Flerte com a Morte
As vagarosas horas do relógio de ponteiros flechantes. A atmosfera sem nuvens, com céu opaco, sem astro algum que possa servir de parâmetro. Um aroma forte mas sem fragrância identificável. O som se faz mudo nos ouvidos, que captam um zunido baixo que entope os tímpanos e entorpece os sentidos. A solidão só se faz sentir pela presença de outro que nos diz que em relação a ele estamos sós. Um drink abandonado borbulha com sua efervescência alcoólica. Os objetos são expectadores de uma platéia silenciosa, que serve de figuração em um cenário de luto. Livros exibem títulos que formam letreiros verticais. Uma música toca, mas apenas o vibrar em ritornelo que faz a percepção captar as ondas sonoras.
Surge a presença magnífica da companhia que se aproxima sem ser notada. Se fazendo de notas, para aderir ao ritmo auditivo. Sua estética convida a petrificação do olhar, que paralisa diante da figura que se torna imã para quem ousa fitá-la. As órbitas sem olhos, de um negrume abissal, penetram até a alma que anima qualquer ser, mesmo os mais minerais, que se dizem brutalizados e menos sutil a essência que espiritualiza. Toca sem se mover, em uma sutileza que a brisa é rocha despencando de incontável altura sobre os poros. O ar é um instrumento violento que se condensa em um clima nebuloso, depressivo. As vestes são sua própria forma, que por ser inumana, não é possível identificar o que seria um corpo ou aquilo que o cobre, uma espécie de todo sem um discernimento ordenado.
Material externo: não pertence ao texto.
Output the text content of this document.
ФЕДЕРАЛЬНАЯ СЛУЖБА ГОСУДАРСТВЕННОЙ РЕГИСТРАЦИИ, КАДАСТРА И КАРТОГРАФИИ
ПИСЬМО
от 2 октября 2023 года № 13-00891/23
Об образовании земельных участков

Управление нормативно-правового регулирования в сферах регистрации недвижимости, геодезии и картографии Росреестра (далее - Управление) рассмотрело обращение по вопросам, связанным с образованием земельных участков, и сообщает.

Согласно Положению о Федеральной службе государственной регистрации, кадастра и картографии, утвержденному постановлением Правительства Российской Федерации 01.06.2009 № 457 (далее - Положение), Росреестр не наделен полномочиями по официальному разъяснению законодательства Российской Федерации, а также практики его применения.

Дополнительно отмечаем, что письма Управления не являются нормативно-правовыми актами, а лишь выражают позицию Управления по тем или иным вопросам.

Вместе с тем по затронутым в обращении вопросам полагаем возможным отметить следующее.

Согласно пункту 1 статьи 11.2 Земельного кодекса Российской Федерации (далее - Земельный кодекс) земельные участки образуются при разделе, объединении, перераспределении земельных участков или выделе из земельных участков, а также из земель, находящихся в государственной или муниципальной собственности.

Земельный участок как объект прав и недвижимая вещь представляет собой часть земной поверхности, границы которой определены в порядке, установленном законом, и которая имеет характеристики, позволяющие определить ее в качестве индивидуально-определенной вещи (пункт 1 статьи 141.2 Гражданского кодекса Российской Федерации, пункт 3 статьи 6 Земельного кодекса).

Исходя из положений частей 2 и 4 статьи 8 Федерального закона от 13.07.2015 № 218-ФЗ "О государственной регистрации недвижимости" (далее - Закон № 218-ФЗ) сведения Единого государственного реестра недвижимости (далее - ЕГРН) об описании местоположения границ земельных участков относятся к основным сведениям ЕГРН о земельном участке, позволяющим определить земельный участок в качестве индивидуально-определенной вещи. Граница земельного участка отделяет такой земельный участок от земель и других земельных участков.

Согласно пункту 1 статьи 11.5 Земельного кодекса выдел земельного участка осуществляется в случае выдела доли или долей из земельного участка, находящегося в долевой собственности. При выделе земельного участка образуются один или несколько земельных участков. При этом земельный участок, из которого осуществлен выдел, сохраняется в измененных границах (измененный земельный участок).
Nesse caos ordenado de uma forma não compreendida, molda-se a tudo que possa ser chamado real, desfazendo em sonhos qualquer traço de consistência. Mas antes de se fazer onírico, oscila. Transita entre esferas provocando esse estado flutuante, nauseabundo. Pisa sem ter pés, desfalecendo o solo que evapora em nuvens de uma poeira rarefeita. A estrutura que forma a primeira impressão, se é pele, pelo ou qualquer outra substância que adere a esse plasma gelatinoso, que baila feito um espectro de coloração caleidoscópica, que se fotosensibiliza em um foco trevoso que oprime a claridade, forjando matizes cinzas. Possuindo força que arrebata com total submissão ao sujeitado, que adere sem resistência ao fluxo emergente, em um vórtice que nasce e dentro para fora do subjugado.
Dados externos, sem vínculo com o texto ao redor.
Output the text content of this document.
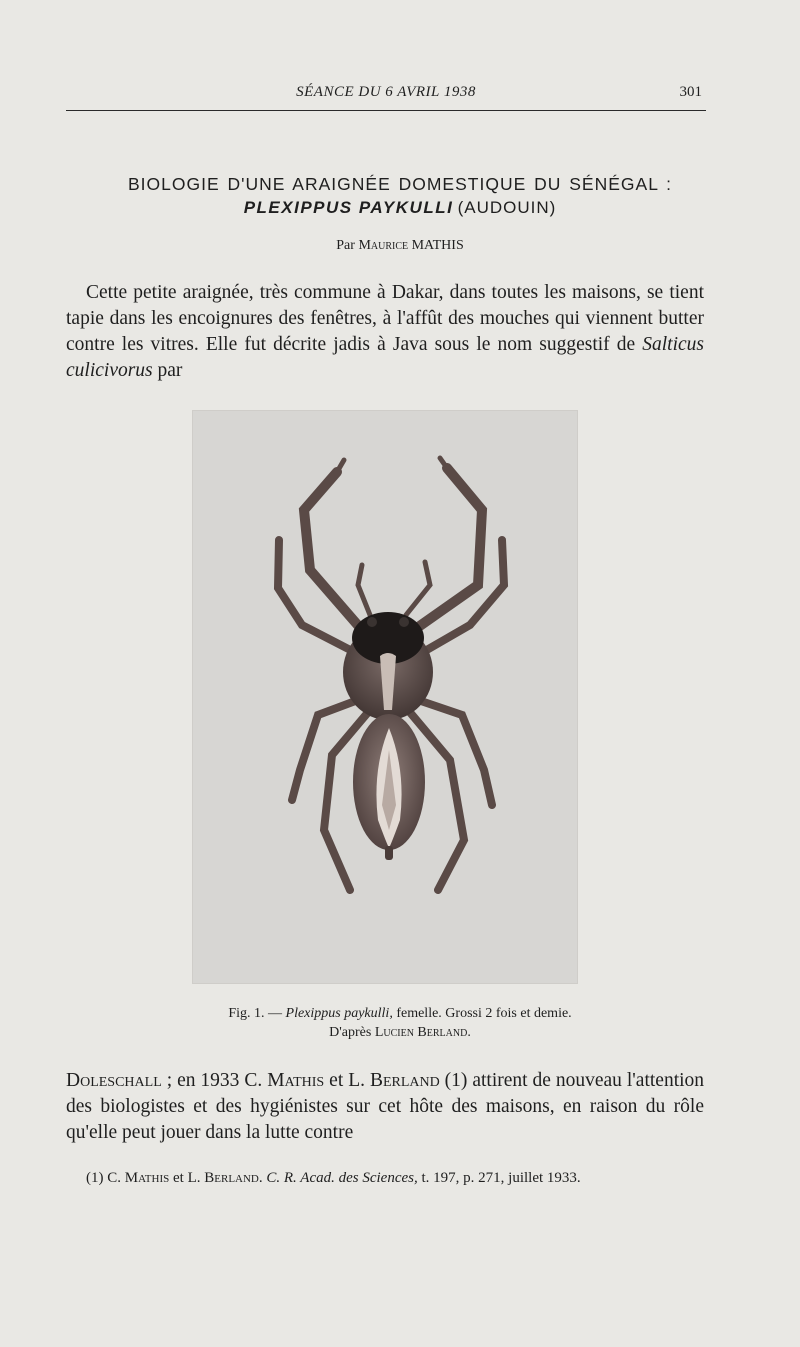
SÉANCE DU 6 AVRIL 1938	301
BIOLOGIE D'UNE ARAIGNÉE DOMESTIQUE DU SÉNÉGAL :
PLEXIPPUS PAYKULLI (AUDOUIN)
Par Maurice MATHIS

Cette petite araignée, très commune à Dakar, dans toutes les maisons, se tient tapie dans les encoignures des fenêtres, à l'affût des mouches qui viennent butter contre les vitres. Elle fut décrite jadis à Java sous le nom suggestif de Salticus culicivorus par

Fig. 1. — Plexippus paykulli, femelle. Grossi 2 fois et demie.
D'après Lucien Berland.

Doleschall ; en 1933 C. Mathis et L. Berland (1) attirent de nouveau l'attention des biologistes et des hygiénistes sur cet hôte des maisons, en raison du rôle qu'elle peut jouer dans la lutte contre

(1) C. Mathis et L. Berland. C. R. Acad. des Sciences, t. 197, p. 271, juillet 1933.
Eis que surge a contaminação ao redor do encontro, voltando o mais próximo para essa força centrípeta. Exibindo um sorriso que faz perceber por uma fenda sem qualquer indício de dentição, mas evidenciando-se por uma ironia dramática que inunda isso que se assemelha a uma face, criando um perfil diabólico, que escorre pelas bordas sem derramar, pende, feito estalactite maleável. O receio de que exista uma língua, que a qualquer momento possa serpentear para fora, com sua viscosidade ácida. Podendo engolir qualquer coisa que se encontre ao seu alcance, que é abrangente. Fazendo-se de buraco negro. Traça o limite entre aquilo que acreditamos conhecer e aquele mistério que envolve tudo até nós e além do que é possível detectar como limite nosso. Caminhando por esse vale de sombras, abre-se a caixa de Pandora, só que com a esperança já tendo sendo esvaído.
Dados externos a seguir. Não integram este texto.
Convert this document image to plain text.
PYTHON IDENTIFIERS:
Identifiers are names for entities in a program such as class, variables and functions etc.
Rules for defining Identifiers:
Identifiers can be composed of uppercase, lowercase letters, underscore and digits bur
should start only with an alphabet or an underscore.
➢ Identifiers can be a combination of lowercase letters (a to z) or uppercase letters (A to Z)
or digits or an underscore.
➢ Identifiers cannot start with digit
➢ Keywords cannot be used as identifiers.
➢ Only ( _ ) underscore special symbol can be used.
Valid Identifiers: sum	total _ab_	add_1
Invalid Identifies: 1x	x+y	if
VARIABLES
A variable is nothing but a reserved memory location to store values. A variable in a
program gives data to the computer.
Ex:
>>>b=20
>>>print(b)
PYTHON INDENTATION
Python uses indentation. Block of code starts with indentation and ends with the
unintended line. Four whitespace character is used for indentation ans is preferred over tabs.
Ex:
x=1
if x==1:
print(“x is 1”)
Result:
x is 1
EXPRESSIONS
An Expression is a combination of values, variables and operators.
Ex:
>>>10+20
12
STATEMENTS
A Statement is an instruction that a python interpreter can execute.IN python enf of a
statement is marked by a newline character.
No momento em que um coro clama algo que preenche o fundo desse poço de lágrimas infinitas. Talvez a manifestação de falanges orquestradas, que com suas variantes sonoras, eclodem em um ditirambo alienante. Sempre luzes que se apagam, enquanto uma penumbra ascende, feito um mastro erguido que flamula um estandarte lodoso, que se apega na primeira impressão, envolvendo e parasitando, afim de fazer dessa aderência a sua forma de aumentar a prole. Rajadas lamentosas arremessadas de vários pontos, unidas como a explosão de uma supernova apocalíptica. Com fragmentos projetados nos confins do ser, em um Armagedom ontológico, estriando o logos, em uma sísmica erupção catártica. A ponto de desvanecer em uma ataraxia medonha, diluindo-se em um nirvana regurgitante, que sufoca em uma pneuma asmática.
A Morte dança em mim, não comigo, pois me faz de palco, sapateando sobre o corpo apático. Seu ritmo é uma valsa que rodopia a ponto de fazer o fluxo sanguíneo obstruir as artérias. Sedutora majestosa, atrai suas presas já cativas desde o nascimento, em um convite irresistível, que separa dimensões em um baile caosmológico. Assexuadamente sexualizante. Castrando fios de desejos que se desprendem despretensiosamente do Cogito rugoso, formando varizes que ao serem decepadas, enervam-se em uma hemorrágica abstração. É essa a arte do desastre que nos torna parte dessa louca dramaticidade.